PFF is heavily diversified in the financial sector, and they have over 200 holdings in total:

*Charts are from XTF Rating Service public access.

According to this chart, 73% of PFF holdings are in the financial sector. I would toss in the real estate sector along with the pure financials, bringing the total up to 82%.

*Charts are from XTF Rating Service public access.

This chart has a more detailed breakdown of the holdings of PFF. I think the fund is balanced even with the heavy weighting in the financials. Keep in mind that with a growing economy, the financial sector has just about ALWAYS led the way. 2012 has been a solid year for the sector (aside from the agency mREITs perhaps) and that has occurred even with the Fed pulling the strings.

*Charts are from XTF Rating Service public access.

I also like the fact that the fund has a global footprint. Some really great dividends on preferred stocks can be found around the globe, but with 70% of all holdings based in the US I have a greater sense of safety also.

Top 10 Holdings

Stock % Held
HCS/PB 2.44%
GM/PB 2.41%
ALLY/PA 1.64%
BCS/PD 1.56%
WFC/PJ 1.45%
C/PN 1.45%
HCS 1.33%
DTK 1.31%
IGK 1.19%
BAC/PH 1.04%

The top 10 holdings as of 12/6/2012 is not heavily weighted in one or the other stocks. That also gives me a sense of security if one of their 200+ actual holdings goes bad.

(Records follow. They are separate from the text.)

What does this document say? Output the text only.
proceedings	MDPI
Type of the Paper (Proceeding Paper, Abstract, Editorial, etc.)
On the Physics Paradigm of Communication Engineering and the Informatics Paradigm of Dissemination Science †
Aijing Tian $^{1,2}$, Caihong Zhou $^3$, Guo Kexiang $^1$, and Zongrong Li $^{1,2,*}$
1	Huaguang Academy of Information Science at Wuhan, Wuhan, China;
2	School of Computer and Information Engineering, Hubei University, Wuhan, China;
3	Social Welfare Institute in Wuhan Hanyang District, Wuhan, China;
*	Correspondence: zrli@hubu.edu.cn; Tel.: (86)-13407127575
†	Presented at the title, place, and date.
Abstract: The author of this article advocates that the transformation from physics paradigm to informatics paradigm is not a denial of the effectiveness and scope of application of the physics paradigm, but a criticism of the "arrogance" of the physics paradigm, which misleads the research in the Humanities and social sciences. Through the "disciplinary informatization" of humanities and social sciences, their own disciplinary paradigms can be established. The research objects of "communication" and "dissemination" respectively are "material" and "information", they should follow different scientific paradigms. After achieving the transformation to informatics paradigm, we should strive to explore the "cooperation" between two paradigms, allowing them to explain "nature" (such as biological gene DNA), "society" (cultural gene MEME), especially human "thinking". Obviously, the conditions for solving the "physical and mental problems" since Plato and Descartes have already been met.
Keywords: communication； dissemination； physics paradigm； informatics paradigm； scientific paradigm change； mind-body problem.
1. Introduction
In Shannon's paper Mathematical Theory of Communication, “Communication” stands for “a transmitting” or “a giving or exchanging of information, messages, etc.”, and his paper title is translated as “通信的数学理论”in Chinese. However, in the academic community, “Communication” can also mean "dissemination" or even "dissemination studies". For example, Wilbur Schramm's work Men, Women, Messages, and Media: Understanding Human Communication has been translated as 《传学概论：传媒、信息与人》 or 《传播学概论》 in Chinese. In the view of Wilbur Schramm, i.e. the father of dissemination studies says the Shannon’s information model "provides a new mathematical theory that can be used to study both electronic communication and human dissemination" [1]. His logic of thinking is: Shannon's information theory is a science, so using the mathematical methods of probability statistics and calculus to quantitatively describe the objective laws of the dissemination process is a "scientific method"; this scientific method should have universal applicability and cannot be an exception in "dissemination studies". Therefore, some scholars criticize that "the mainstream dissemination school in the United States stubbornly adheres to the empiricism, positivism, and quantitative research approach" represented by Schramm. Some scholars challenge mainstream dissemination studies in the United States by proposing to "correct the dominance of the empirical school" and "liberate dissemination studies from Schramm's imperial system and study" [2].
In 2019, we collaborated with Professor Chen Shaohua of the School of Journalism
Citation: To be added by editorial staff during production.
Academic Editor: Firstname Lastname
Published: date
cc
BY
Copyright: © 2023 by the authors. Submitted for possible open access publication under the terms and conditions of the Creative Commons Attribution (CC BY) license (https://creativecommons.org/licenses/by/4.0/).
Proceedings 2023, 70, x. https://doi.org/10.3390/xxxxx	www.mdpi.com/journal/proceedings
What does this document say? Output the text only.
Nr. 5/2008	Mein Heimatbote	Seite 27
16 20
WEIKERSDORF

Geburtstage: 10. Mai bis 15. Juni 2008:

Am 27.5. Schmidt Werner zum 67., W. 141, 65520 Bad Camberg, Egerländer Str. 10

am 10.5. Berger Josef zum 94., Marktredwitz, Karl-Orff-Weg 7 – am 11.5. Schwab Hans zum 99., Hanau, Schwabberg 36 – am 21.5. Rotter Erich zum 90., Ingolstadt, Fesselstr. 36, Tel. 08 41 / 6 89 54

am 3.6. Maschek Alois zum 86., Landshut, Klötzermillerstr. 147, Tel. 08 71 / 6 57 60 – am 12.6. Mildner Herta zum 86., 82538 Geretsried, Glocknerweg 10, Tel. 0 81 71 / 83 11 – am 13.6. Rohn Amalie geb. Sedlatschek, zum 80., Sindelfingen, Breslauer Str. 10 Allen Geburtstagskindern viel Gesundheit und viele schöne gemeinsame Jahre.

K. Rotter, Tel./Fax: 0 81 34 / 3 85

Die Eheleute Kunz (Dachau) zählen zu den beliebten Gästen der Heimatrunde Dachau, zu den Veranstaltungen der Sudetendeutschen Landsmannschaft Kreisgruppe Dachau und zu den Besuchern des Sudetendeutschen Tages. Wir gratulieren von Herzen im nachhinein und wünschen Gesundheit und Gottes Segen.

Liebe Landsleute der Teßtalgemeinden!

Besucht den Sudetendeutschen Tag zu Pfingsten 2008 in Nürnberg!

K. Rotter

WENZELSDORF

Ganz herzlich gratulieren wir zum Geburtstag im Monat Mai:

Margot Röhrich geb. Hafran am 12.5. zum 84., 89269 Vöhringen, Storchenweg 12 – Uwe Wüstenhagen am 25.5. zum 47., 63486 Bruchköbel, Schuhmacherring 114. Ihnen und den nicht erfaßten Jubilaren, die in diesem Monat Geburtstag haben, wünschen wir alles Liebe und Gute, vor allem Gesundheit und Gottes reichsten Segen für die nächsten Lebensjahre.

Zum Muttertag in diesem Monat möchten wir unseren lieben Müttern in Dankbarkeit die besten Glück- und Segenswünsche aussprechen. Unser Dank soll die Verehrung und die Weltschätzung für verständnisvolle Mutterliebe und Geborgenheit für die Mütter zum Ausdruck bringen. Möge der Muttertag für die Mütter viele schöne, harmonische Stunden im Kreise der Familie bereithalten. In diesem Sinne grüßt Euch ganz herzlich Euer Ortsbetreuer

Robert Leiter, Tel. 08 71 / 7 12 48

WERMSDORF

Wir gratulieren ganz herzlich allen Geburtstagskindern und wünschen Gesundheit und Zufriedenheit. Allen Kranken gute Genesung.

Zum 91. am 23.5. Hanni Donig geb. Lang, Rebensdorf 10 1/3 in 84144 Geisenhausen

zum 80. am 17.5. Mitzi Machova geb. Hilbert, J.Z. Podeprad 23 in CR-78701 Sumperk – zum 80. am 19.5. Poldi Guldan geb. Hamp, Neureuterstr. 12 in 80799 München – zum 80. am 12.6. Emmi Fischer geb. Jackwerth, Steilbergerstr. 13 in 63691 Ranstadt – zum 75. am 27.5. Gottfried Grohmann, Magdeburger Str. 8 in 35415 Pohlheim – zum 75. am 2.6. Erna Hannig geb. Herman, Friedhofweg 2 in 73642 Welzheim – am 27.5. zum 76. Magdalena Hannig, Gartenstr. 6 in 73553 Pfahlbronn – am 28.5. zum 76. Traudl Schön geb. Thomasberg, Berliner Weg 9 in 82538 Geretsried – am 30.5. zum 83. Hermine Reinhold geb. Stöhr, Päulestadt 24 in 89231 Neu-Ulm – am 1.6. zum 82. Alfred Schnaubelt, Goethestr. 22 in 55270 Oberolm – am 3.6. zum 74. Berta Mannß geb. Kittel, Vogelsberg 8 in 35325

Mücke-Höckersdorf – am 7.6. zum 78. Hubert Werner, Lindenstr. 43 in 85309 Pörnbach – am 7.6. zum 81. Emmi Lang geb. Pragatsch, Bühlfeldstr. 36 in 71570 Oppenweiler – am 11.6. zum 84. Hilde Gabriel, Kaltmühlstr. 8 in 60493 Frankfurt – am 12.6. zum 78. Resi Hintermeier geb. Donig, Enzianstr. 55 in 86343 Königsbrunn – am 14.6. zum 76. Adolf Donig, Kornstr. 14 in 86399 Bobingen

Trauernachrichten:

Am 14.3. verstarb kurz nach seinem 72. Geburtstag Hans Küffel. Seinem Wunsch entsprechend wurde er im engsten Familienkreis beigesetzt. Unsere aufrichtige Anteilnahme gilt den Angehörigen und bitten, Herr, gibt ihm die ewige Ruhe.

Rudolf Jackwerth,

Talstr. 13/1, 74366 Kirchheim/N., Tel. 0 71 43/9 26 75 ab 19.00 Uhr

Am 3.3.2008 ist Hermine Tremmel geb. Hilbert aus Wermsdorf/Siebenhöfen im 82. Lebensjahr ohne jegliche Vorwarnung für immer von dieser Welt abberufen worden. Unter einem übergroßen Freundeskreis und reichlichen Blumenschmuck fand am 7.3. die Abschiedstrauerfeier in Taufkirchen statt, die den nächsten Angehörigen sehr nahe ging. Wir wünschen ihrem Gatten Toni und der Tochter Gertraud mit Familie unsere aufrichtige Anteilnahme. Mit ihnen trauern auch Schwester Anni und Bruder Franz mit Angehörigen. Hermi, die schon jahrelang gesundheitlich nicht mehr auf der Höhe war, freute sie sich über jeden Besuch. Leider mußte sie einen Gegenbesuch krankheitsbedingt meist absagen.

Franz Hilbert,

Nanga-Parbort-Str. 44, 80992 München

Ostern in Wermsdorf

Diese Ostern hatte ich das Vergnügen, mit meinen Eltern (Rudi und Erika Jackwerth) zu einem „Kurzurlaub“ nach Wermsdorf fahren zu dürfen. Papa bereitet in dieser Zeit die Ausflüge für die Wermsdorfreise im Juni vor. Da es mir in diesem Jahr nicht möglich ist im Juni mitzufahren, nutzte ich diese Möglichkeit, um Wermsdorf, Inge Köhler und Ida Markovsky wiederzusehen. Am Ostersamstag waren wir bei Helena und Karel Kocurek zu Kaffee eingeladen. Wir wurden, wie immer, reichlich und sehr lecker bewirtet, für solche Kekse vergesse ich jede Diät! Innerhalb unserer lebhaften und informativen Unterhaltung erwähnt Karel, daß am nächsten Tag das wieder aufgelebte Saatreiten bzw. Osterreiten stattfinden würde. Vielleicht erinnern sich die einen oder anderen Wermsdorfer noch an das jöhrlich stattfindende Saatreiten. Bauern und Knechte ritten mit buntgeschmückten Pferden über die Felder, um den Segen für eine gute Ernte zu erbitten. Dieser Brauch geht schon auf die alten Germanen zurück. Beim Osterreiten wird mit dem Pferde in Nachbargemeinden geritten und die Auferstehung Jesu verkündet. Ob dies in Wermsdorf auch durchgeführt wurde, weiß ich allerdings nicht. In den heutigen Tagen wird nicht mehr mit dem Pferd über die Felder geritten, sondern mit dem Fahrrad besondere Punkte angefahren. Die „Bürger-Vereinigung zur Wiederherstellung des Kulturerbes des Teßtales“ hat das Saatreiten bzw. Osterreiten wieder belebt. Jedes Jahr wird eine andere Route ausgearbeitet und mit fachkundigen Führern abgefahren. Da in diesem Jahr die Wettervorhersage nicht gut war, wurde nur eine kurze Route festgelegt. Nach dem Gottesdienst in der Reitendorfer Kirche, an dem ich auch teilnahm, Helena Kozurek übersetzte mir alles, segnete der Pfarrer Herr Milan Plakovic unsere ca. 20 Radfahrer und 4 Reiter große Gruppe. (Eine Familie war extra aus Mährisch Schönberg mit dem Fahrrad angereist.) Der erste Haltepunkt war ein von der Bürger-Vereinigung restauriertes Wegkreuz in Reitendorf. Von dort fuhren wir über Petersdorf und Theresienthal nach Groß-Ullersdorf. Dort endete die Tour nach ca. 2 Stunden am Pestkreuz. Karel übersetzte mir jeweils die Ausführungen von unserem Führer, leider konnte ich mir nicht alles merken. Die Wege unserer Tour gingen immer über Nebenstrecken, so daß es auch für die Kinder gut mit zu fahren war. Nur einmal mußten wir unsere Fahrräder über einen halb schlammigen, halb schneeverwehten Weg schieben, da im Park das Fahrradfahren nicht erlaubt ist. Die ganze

The share price has remained quite stable since the bottom of the recession. Between a share price range of less than 10% in either direction since 2010, also gives me some SWAN "feeling.".

My Opinion

I could take some flack from the die-hard DGI fan club, but anyone that has been following the Team Alpha portfolio knows that I have sort of a hybrid approach. I think being nimble and flexible during this environment makes sense.

If I can get a great yield of 5.72% with an ETF made up of preferred stock in a sector that I feel will actually lead an economic recovery, then I am going to consider it. Not just for Team Alpha, but for all of my families portfolios as well. The stock has paid monthly dividends for 66 consecutive months as of now, and I expect this performance to continue for quite some time. The stock is precisely what dividend seeking investors search for, with a lower risk profile than the individual stocks within the sector focus.

While PFF makes sense for just about any investor, for those seeking some really sweet dividends, this should fit nicely in a well balanced portfolio. Capital appreciation is a secondary focus with this investment, but with a growing economy, I can see a 10-15% upside from the current share price in 2013.

Do your own research of course and do not rely on any article written to make any investment decisions. Perhaps PFF will make sense for you.

Team Alpha will be buying 100 shares as of this writing.

Disclosure: I have no positions in any stocks mentioned, but may initiate a long position in PFF over the next 72 hours. I wrote this article myself, and it expresses my own opinions. I am not receiving compensation for it (other than from Seeking Alpha). I have no business relationship with any company whose stock is mentioned in this article.